There have been a limited number of studies examining the role of 18F-FDG PET as a prognostic factor in patients with gastric cancer, and these studies have shown conflicting results. Stahl et al. [16] reported that the survival rate was not significantly different in patients with detectable tumours on 18F-FDG PET and patients with non-detectable tumours. In contrast, other previous studies showed that patients with high 18F-FDG uptake had a worse prognosis than those with low 18F-FDG uptake, and 18F-FDG PET could provide important information concerning the prognosis of gastric cancer [13, 18, 37]. Furthermore, Pak et al. [17] investigated the role of 18F-FDG PET in 41 patients with SRC and showed that the high SUVmax group had more frequent recurrence and a shorter relapse-free survival than the low SUVmax group. Our study also demonstrated that 18F-FDG uptake of gastric cancer was an independent and significant prognostic factor for cancer recurrence in multivariate analysis, in addition to the depth of the cancer lesion. The differences between our study and the study by Stahl et al. [16] could be derived from the different patient populations. All of the patients in our study and previous studies by Mochiki et al. [18] and Pak et al. [17] underwent curative surgical resection after 18F-FDG PET without any neoadjuvant treatment. However, the patients in the study by Stahl et al. [16] underwent chemotherapy after 18F-FDG PET, suggesting that the patients in their study had a more advanced stage of gastric cancer than patients in our study.

There were several limitations in the present study. First, because we only enrolled patients who underwent curative surgical resection, the proportion of patients with early gastric cancer was high (47 %), which produced an overall good prognosis. Second, the recurrence rate of patients with early gastric cancer in our study was 5 %, which is slightly higher than the results of previous studies performed in Korea (2–3 %) [3840]. This difference could be due to the selection bias and relatively small number of patients in our study. Third, the number of patients with SRC and MAC was small in this study, and further studies with more patients will be needed to elucidate the role of 18F-FDG PET as a prognostic factor in patients with SRC and MAC. Finally, our study was a retrospective single-centre study. Further prospective multi-centre studies will be needed.

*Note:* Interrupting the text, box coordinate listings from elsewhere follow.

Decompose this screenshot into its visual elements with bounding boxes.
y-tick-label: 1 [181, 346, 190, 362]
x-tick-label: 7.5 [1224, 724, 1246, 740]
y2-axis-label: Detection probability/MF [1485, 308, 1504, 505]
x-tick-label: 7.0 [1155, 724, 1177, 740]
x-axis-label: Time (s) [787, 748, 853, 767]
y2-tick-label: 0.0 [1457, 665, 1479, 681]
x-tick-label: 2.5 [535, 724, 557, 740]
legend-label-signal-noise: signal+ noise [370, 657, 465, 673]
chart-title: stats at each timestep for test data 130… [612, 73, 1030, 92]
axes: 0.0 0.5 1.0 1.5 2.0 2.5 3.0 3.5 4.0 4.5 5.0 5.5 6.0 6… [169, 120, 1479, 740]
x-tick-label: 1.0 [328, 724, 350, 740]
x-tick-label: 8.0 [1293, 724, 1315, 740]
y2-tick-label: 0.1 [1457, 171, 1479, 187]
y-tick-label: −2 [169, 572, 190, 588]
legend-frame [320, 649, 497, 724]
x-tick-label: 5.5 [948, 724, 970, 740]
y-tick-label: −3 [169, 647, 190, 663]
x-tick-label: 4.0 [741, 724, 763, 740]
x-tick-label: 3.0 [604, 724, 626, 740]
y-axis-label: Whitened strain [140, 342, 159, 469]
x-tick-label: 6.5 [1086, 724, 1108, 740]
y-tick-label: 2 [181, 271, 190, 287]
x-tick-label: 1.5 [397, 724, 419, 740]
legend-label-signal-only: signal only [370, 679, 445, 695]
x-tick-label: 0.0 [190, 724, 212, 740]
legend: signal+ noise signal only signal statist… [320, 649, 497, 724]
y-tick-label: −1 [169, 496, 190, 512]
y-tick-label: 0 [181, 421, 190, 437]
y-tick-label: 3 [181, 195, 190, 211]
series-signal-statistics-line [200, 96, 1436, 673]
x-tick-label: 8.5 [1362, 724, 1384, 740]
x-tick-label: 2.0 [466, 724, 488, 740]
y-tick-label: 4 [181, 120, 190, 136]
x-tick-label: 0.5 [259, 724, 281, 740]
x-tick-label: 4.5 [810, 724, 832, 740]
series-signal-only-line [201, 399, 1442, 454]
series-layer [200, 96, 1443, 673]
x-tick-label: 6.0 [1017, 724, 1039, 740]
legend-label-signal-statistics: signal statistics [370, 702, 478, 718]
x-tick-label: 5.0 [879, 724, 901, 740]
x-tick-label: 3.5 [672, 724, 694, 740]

In conclusion, the results of our study demonstrated that 18F-FDG uptake in gastric cancer is an independent and significant prognostic factor for predicting cancer recurrence after curative surgical resection. Patients with negative 18F-FDG uptake in gastric cancer had significantly better recurrence-free survival than patients with positive 18F-FDG uptake. Furthermore, in patients with TAC and PAC, recurrence-free survival was significantly different between patients with positive and negative 18F-FDG uptake. Therefore, although the detectability of 18F-FDG PET/CT for gastric cancer is low, preoperative 18F-FDG PET/CT could provide effective information on the prognosis after curative surgical resection of gastric cancer.